Money market funds are a favourite choice for investors in tumultuous times since they frequently offer high liquidity and minimal risk. As the U.S. Federal Reserve keeps raising interest rates to combat inflation, these funds are currently providing their best yields in years.
The banking crisis and fears surrounding the health of the financial system are driving this trend, as banks in the US and Europe face liquidity constraints amid monetary policy tightening. Money market funds are offering high liquidity and low risk, making them an attractive option for investors during uncertain times.
“Currently, these funds are offering their best yields in years as the U.S. Federal Reserve keeps raising interest rates to curb inflation,” said an industry expert.
The volume of inflows is the biggest for a month since the emergence of the Covid-19 outbreaks. In the seven days to March 22, the total money market fund assets increased by $117.42 billion to $5.13 trillion, according to a report from the Investment Company Institute.
However, uncertainty still looms over regional banks, with credit default swaps soaring for firms such as Charles Schwab and Capital One. This has led to concerns about the banking sector’s health, and investors are seeking safer investment options.

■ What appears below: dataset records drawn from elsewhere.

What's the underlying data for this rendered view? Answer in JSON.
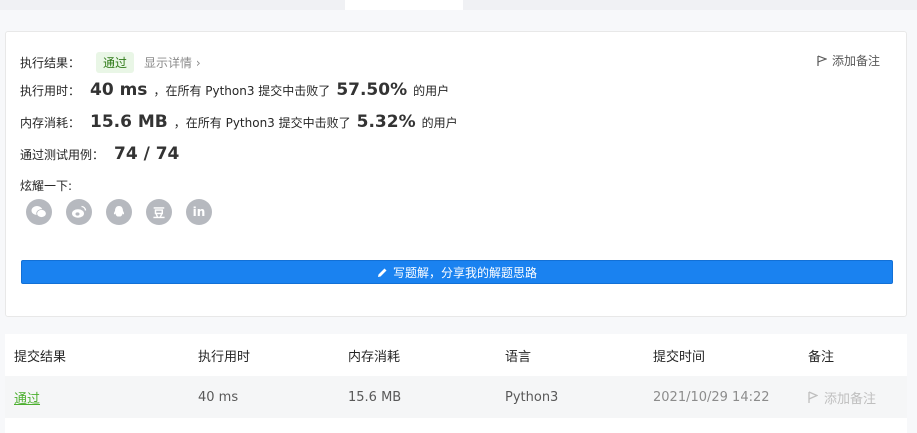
{
  "result": {
    "label": "执行结果：",
    "status": "通过",
    "detail_link": "显示详情 ›",
    "note_button": "添加备注"
  },
  "runtime": {
    "label": "执行用时：",
    "value": "40 ms",
    "mid": "，在所有 Python3 提交中击败了",
    "percent": "57.50%",
    "suffix": "的用户"
  },
  "memory": {
    "label": "内存消耗：",
    "value": "15.6 MB",
    "mid": "，在所有 Python3 提交中击败了",
    "percent": "5.32%",
    "suffix": "的用户"
  },
  "tests": {
    "label": "通过测试用例：",
    "value": "74 / 74"
  },
  "share": {
    "label": "炫耀一下:",
    "icons": [
      "wechat-icon",
      "weibo-icon",
      "qq-icon",
      "douban-icon",
      "linkedin-icon"
    ],
    "douban_glyph": "豆",
    "linkedin_glyph": "in"
  },
  "write_solution": "写题解，分享我的解题思路",
  "table": {
    "headers": [
      "提交结果",
      "执行用时",
      "内存消耗",
      "语言",
      "提交时间",
      "备注"
    ],
    "rows": [
      {
        "status": "通过",
        "runtime": "40 ms",
        "memory": "15.6 MB",
        "language": "Python3",
        "time": "2021/10/29 14:22",
        "note": "添加备注"
      }
    ]
  },
  "colors": {
    "accent": "#1a82f0",
    "success": "#4caf2f",
    "badge_bg": "#e9f6e6"
  }
}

The trend is likely to continue as long as the banking crisis persists. According to a market analyst, “The current inflows into money market funds are a reflection of the nervousness in the markets, and this trend is expected to continue as investors seek safety in the midst of the crisis.”
The situation is also affecting banks worldwide, with Deutsche Bank shares dropping due to an increase in the cost of insuring against its potential default risk. Its five-year credit default swaps climbed 19 basis points from the previous day, closing at 222 bps, according to S&P Global Market Intelligence data.
The overall outlook for the banking sector remains uncertain, and investors are likely to continue seeking out safer options such as money market funds until the situation stabilizes.